My 8-year old daughter recently became interested in trading cards. She came home from school several days with the sob story that everyone has them and is trading them but her. She did manage to get a few free, which I thought was very savvy of her. Anyway, like a “good” mom, I ordered her a set of 100 cards.
Several things then happened that snapped me back into PARENT mode. The meltdowns, jaw-dropping back talk, and look of a spoiled child took me by complete surprise. The trading cards quickly became mine. All 100 of them. They were going to now be earned.
This brought normalcy back to my child. The meltdowns stopped and the back-talk was gone. She became the well-mannered daughter that I’m proud to be the parent of. Then, a new issue surfaced. I quickly realized that my 8-year old had no idea how to earn the cards. She was asking to be rewarded for things she’s expected to do anyway.
“Mom, I was respectful at school today.”
“Mom, I was good on the school bus.”
“Mom, I picked up my room… do I get cards?”

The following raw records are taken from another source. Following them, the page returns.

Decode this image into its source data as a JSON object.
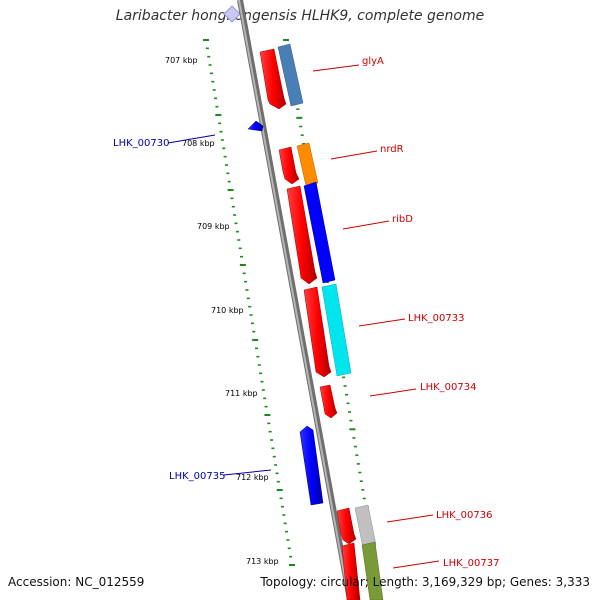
{
  "title": "Laribacter hongkongensis HLHK9, complete genome",
  "footer": {
    "accession": "Accession: NC_012559",
    "summary": "Topology: circular; Length: 3,169,329 bp; Genes: 3,333"
  },
  "scale_labels": [
    "707 kbp",
    "708 kbp",
    "709 kbp",
    "710 kbp",
    "711 kbp",
    "712 kbp",
    "713 kbp"
  ],
  "genes": [
    {
      "name": "glyA",
      "strand": "forward",
      "color": "#ff0000"
    },
    {
      "name": "LHK_00730",
      "strand": "reverse",
      "color": "#0000ff"
    },
    {
      "name": "nrdR",
      "strand": "forward",
      "color": "#ff0000"
    },
    {
      "name": "ribD",
      "strand": "forward",
      "color": "#ff0000"
    },
    {
      "name": "LHK_00733",
      "strand": "forward",
      "color": "#ff0000"
    },
    {
      "name": "LHK_00734",
      "strand": "forward",
      "color": "#ff0000"
    },
    {
      "name": "LHK_00735",
      "strand": "reverse",
      "color": "#0000ff"
    },
    {
      "name": "LHK_00736",
      "strand": "forward",
      "color": "#ff0000"
    },
    {
      "name": "LHK_00737",
      "strand": "forward",
      "color": "#ff0000"
    }
  ],
  "category_colors": {
    "glyA": "#4a7fb5",
    "nrdR": "#ff8c00",
    "ribD": "#0000ff",
    "LHK_00733": "#00e5ee",
    "LHK_00736": "#c0c0c0",
    "LHK_00737": "#7a9a3a"
  },
  "colors": {
    "backbone": "#8c8c8c",
    "tick": "#1a8a1a",
    "forward_label": "#cc0000",
    "reverse_label": "#0000aa"
  }
}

As a child, I never received an allowance. The whole idea of an allowance still boggles me. Sure, I had “chores” to do around the house, but I did them because I was part of a family and expected to contribute my share. There was never a time when I asked my parents for a reward because I did the dishes, mowed the grass, or cleaned my room. A “thank-you” was enough.

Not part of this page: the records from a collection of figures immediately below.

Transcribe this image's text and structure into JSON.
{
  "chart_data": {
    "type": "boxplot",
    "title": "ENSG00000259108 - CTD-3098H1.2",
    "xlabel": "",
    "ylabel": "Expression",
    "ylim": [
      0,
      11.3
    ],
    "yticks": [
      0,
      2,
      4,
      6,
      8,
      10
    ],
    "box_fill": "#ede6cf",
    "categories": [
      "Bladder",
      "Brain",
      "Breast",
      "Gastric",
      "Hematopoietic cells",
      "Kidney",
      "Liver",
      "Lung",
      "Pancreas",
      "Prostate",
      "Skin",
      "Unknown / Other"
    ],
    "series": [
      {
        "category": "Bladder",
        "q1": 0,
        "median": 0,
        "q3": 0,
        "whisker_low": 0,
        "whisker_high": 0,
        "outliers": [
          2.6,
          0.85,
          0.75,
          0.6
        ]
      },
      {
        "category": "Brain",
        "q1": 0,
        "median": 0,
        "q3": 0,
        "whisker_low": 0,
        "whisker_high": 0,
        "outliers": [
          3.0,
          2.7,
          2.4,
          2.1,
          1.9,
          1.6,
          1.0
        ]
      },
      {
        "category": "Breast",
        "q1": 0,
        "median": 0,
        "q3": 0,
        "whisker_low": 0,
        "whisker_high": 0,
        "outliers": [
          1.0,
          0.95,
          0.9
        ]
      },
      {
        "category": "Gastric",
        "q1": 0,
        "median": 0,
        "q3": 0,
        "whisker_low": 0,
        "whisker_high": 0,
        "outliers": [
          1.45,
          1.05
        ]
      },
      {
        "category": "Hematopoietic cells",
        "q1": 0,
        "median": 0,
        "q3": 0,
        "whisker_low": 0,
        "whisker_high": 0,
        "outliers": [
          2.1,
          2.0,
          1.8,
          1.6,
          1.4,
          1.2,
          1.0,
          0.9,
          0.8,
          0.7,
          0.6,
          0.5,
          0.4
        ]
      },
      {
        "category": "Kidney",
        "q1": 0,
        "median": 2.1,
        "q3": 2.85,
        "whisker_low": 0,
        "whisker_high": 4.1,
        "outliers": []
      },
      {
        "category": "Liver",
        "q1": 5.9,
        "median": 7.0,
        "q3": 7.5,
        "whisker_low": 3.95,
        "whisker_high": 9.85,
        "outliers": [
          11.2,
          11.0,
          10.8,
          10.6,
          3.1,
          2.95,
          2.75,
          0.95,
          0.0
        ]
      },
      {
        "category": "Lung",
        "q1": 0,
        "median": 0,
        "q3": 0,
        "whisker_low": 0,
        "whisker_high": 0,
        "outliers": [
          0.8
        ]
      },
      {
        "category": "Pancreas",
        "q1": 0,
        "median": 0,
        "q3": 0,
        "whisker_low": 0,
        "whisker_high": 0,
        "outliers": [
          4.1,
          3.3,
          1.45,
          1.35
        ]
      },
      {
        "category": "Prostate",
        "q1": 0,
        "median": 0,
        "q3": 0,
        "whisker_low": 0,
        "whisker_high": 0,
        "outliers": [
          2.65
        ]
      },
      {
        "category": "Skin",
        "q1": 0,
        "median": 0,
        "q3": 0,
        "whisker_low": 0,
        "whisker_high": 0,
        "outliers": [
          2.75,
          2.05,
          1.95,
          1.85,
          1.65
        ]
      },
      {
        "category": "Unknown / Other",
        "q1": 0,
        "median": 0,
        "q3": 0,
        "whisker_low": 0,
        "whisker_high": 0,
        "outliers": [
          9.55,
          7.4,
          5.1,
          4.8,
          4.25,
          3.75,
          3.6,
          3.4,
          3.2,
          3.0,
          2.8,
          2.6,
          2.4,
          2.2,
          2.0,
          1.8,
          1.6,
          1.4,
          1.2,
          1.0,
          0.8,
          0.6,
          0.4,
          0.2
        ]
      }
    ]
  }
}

So here I am with an 8-year old who doesn’t know how to work for anything and she’s completely innocent. A large part of this problem is that I’m not sure what she can do to earn them either. What can she do, that isn’t already expected of her, to earn (God, forgive me) an “allowance” of trading cards?
Seriously, I am stumped.
I don’t want to just give them to her. I also don’t want to reward her for behaving the way she is expected to. Yes, my expectations of her are high. I won’t apologize that I expect my 8-year old child to do what I ask. Not because she’s going to be rewarded with cards, but because I asked her to do something. She is part of this family and is expected to contribute.
So… I have found myself in turmoil.
Will my daughter have a good work ethic because she has parents that model a good work ethic? Or, will having parents that model a good work ethic show my daughter that she can be handed all the cards?
Until the fog clears, I will follow my gut and trust that we will find our way, together.